Yesterday, Saint Paddy's Day, the farrier came to trim our mustang's hooves.  He did Thousand's hooves first and a miracle happened right before our eyes. Thousand let him trim his back feet. Thousand has been very touchy about those back feet the whole two years we've had him (Thousand has been worked with day after day over those two years by L.T. and I trying to get him to trust us to lift and hold those back feet, but with only limited success.) Understand though, our farrier is a very good with the horses and very patient with us and our boys.

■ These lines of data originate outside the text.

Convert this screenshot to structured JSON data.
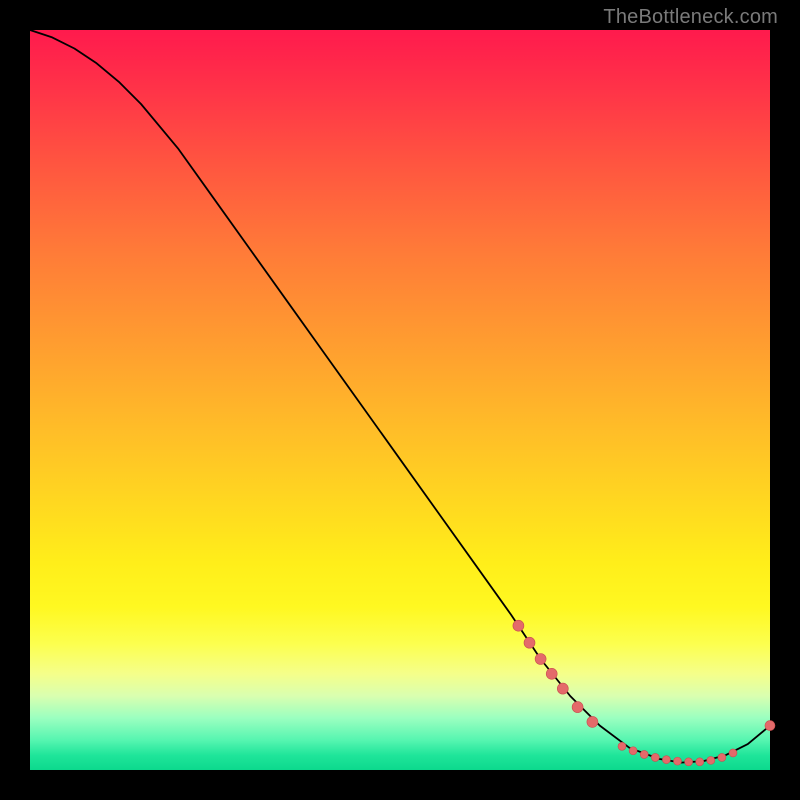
{
  "watermark": "TheBottleneck.com",
  "colors": {
    "bg": "#000000",
    "curve": "#000000",
    "marker_fill": "#e46a6a",
    "marker_stroke": "#c94f4f",
    "gradient_top": "#ff1a4d",
    "gradient_bottom": "#0cd98d"
  },
  "chart_data": {
    "type": "line",
    "title": "",
    "xlabel": "",
    "ylabel": "",
    "xlim": [
      0,
      100
    ],
    "ylim": [
      0,
      100
    ],
    "grid": false,
    "legend": false,
    "annotations": [],
    "curve": [
      {
        "x": 0,
        "y": 100
      },
      {
        "x": 3,
        "y": 99
      },
      {
        "x": 6,
        "y": 97.5
      },
      {
        "x": 9,
        "y": 95.5
      },
      {
        "x": 12,
        "y": 93
      },
      {
        "x": 15,
        "y": 90
      },
      {
        "x": 20,
        "y": 84
      },
      {
        "x": 25,
        "y": 77
      },
      {
        "x": 30,
        "y": 70
      },
      {
        "x": 35,
        "y": 63
      },
      {
        "x": 40,
        "y": 56
      },
      {
        "x": 45,
        "y": 49
      },
      {
        "x": 50,
        "y": 42
      },
      {
        "x": 55,
        "y": 35
      },
      {
        "x": 60,
        "y": 28
      },
      {
        "x": 65,
        "y": 21
      },
      {
        "x": 69,
        "y": 15
      },
      {
        "x": 73,
        "y": 10
      },
      {
        "x": 77,
        "y": 6
      },
      {
        "x": 81,
        "y": 3
      },
      {
        "x": 85,
        "y": 1.5
      },
      {
        "x": 88,
        "y": 1
      },
      {
        "x": 91,
        "y": 1.2
      },
      {
        "x": 94,
        "y": 2
      },
      {
        "x": 97,
        "y": 3.5
      },
      {
        "x": 100,
        "y": 6
      }
    ],
    "markers": [
      {
        "x": 66,
        "y": 19.5,
        "r": 5.5
      },
      {
        "x": 67.5,
        "y": 17.2,
        "r": 5.5
      },
      {
        "x": 69,
        "y": 15.0,
        "r": 5.5
      },
      {
        "x": 70.5,
        "y": 13.0,
        "r": 5.5
      },
      {
        "x": 72,
        "y": 11.0,
        "r": 5.5
      },
      {
        "x": 74,
        "y": 8.5,
        "r": 5.5
      },
      {
        "x": 76,
        "y": 6.5,
        "r": 5.5
      },
      {
        "x": 80,
        "y": 3.2,
        "r": 4.0
      },
      {
        "x": 81.5,
        "y": 2.6,
        "r": 4.0
      },
      {
        "x": 83,
        "y": 2.1,
        "r": 4.0
      },
      {
        "x": 84.5,
        "y": 1.7,
        "r": 4.0
      },
      {
        "x": 86,
        "y": 1.4,
        "r": 4.0
      },
      {
        "x": 87.5,
        "y": 1.2,
        "r": 4.0
      },
      {
        "x": 89,
        "y": 1.1,
        "r": 4.0
      },
      {
        "x": 90.5,
        "y": 1.1,
        "r": 4.0
      },
      {
        "x": 92,
        "y": 1.3,
        "r": 4.0
      },
      {
        "x": 93.5,
        "y": 1.7,
        "r": 4.0
      },
      {
        "x": 95,
        "y": 2.3,
        "r": 4.0
      },
      {
        "x": 100,
        "y": 6.0,
        "r": 5.0
      }
    ]
  }
}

Thousand gave him control of those feet after only one try to pull away.  Of course LT was at  Thousand's head the whole time feeding him treats and saying what a good boy he was being. 

Shunka was not so trusting and wanted to zero in on the farrier's bottom when he bent over to pick up his back feet but all in all he was good too. I had him show one of his tricks when he was done. The farrier told me I  had him trained good.

Pony, who we hoped to at least get to hold his front feet up long enough to get trimmed, also fell under our farrier's spell and got all four feet trimmed. I am so grateful to have found such a good man to work my horses' feet. Not all farriers are like this I am told. My daughter had one for her horse that struck the horse when he moved. Boy that would not go over at all with me or my boys and certainly not with my husband and his boy. But our farrier would never do that so I don't have to worry. 

Another good thing yesterday was our youngest daughter who is really interested in all animals go to see how the horses feet were trimmed. She said she was surprised he didn't check their legs more. I told her that his job is their "fingernails" and nothing else. Another great big RED LETTER DAY!